Francis Bacon UK, 1909-1992

Overview

"I want a very ordered image, but I want it to come about by chance"

- Francis Bacon

Francis Bacon (28 October 1909 - 28 April 1992) was an Irish-born British artist and widely regarded as one of the most significant figurative painters of the 20th Century. Inspired by both the Old Masters and surrealism, Bacon's infamously grotesque imagery served as method of exploring nihilism and death at a time when Europe had been repeatedly savaged by war. Focusing on the human form, his subjects included crucifixions, portraits and self-portraits. Rejecting various classifications of his work, Bacon said he strove to render what he termed "the brutality of fact".
 
Born on October 28, 1909 in Dublin, Ireland, the self-taught artist moved to London to escape a hostile home life. Bacon did not begin to paint until his late twenties, having drifted in the late 1920s and early 1930s as an interior decorator and gambler.
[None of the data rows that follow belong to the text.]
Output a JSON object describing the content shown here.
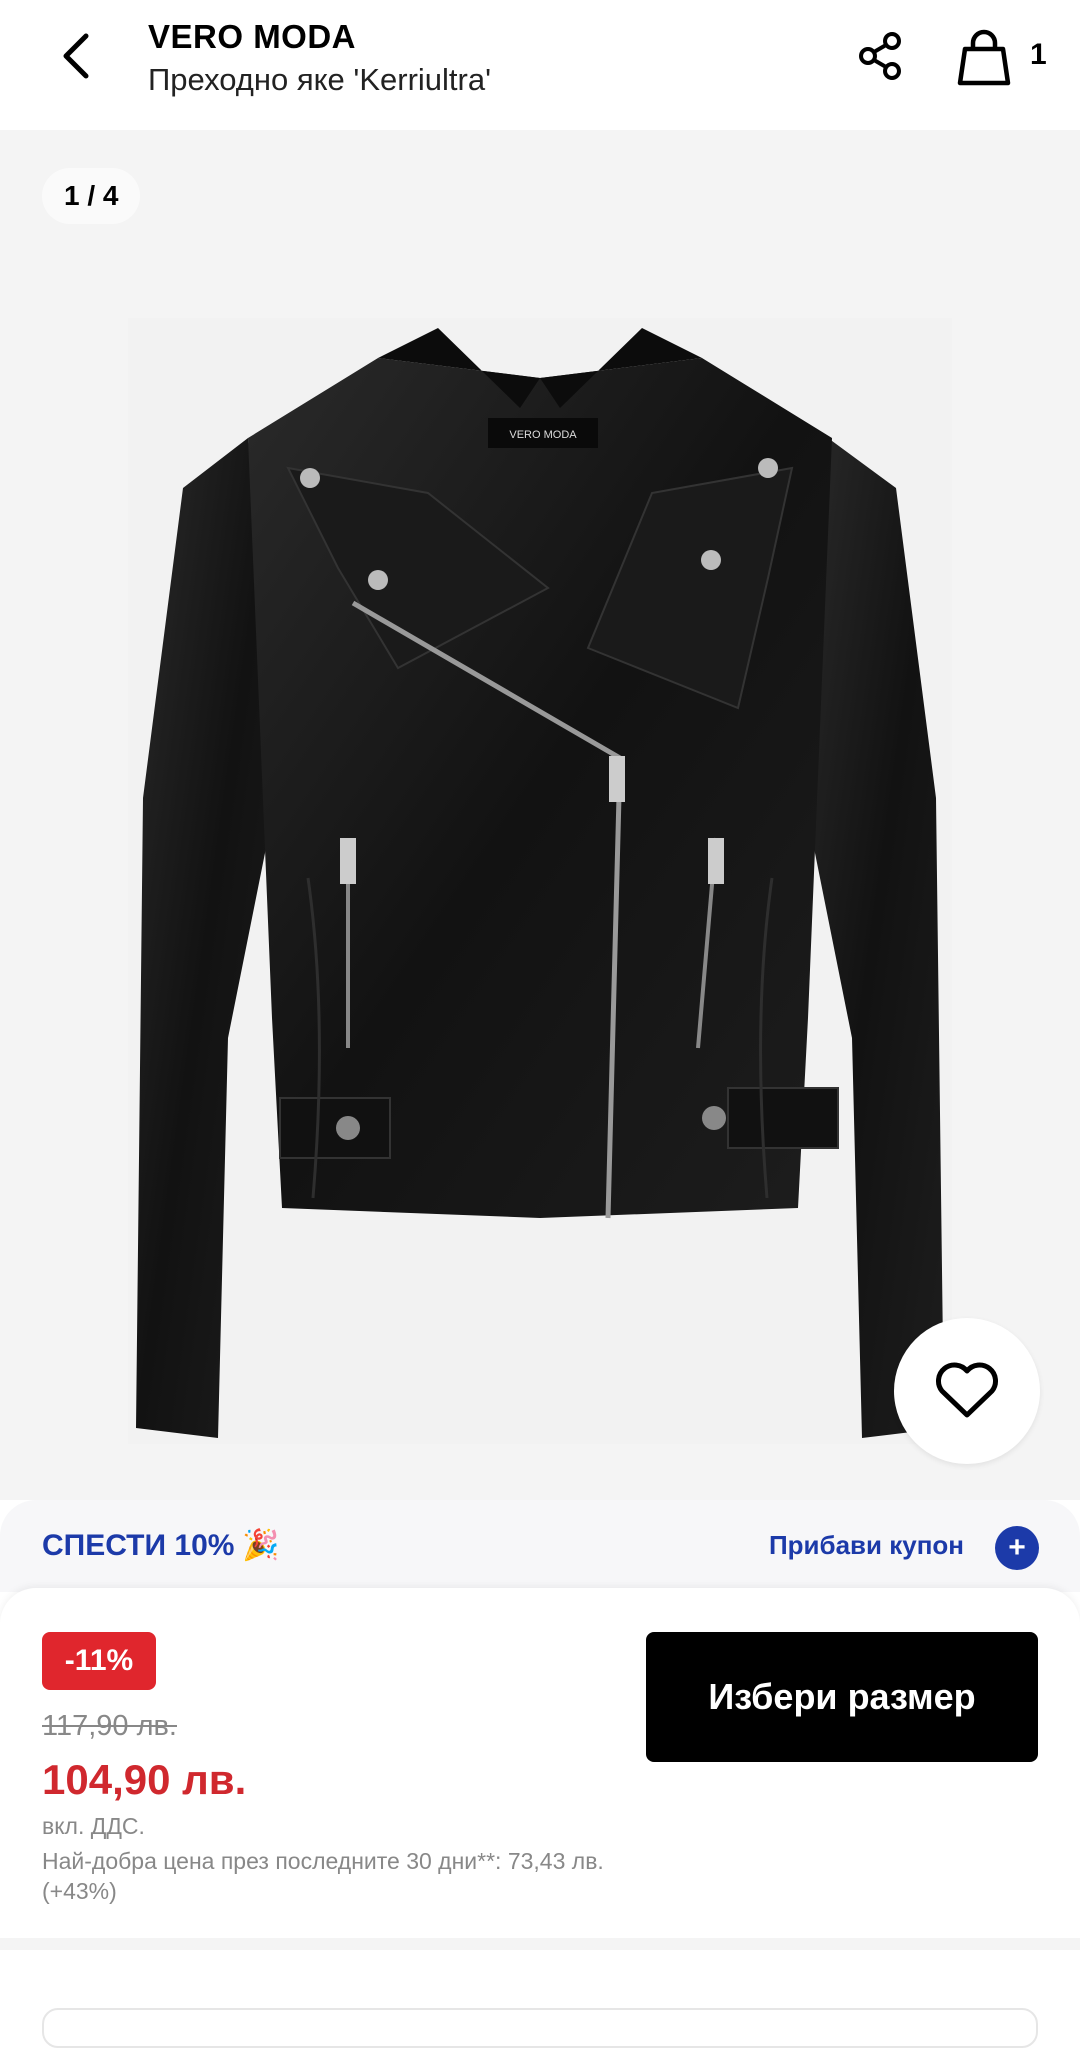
{
  "header": {
    "brand": "VERO MODA",
    "product_name": "Преходно яке 'Kerriultra'",
    "bag_count": "1"
  },
  "gallery": {
    "pager": "1 / 4",
    "image_logo_text": "VERO MODA"
  },
  "coupon": {
    "text": "СПЕСТИ 10%",
    "emoji": "🎉",
    "link": "Прибави купон",
    "plus": "+"
  },
  "price": {
    "discount": "-11%",
    "old": "117,90 лв.",
    "new": "104,90 лв.",
    "vat": "вкл. ДДС.",
    "best_price": "Най-добра цена през последните 30 дни**: 73,43 лв. (+43%)"
  },
  "actions": {
    "choose_size": "Избери размер"
  },
  "colors": {
    "accent_blue": "#1c3aa9",
    "sale_red": "#d0282e",
    "badge_red": "#e0262d"
  }
}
Bacon was often quoted saying that his artistic career was delayed because he spent too long looking for subject matter that could sustain his interest. Bacon subsequently became a firm fixture within the London art scene, with friends including Lucian Freud, Isabel Lambert and John Deakin. From the mid-1960s he mainly produced portraits of friends and drinking companions, either as single, diptych or triptych panels. After the death of Bacon's lover in 1971 (George Dyer), his work became even more personalized, with a renewed focus on mortality.
 
Bacon died on 28th April 1992 in Madrid, Spain. Today, his works are held in the collections of The Museum of Modern Art in New York, the Tate Gallery in London, the Art Institute of Chicago, the Hugh Lane in Dublin, and the Albertina in Vienna, among others.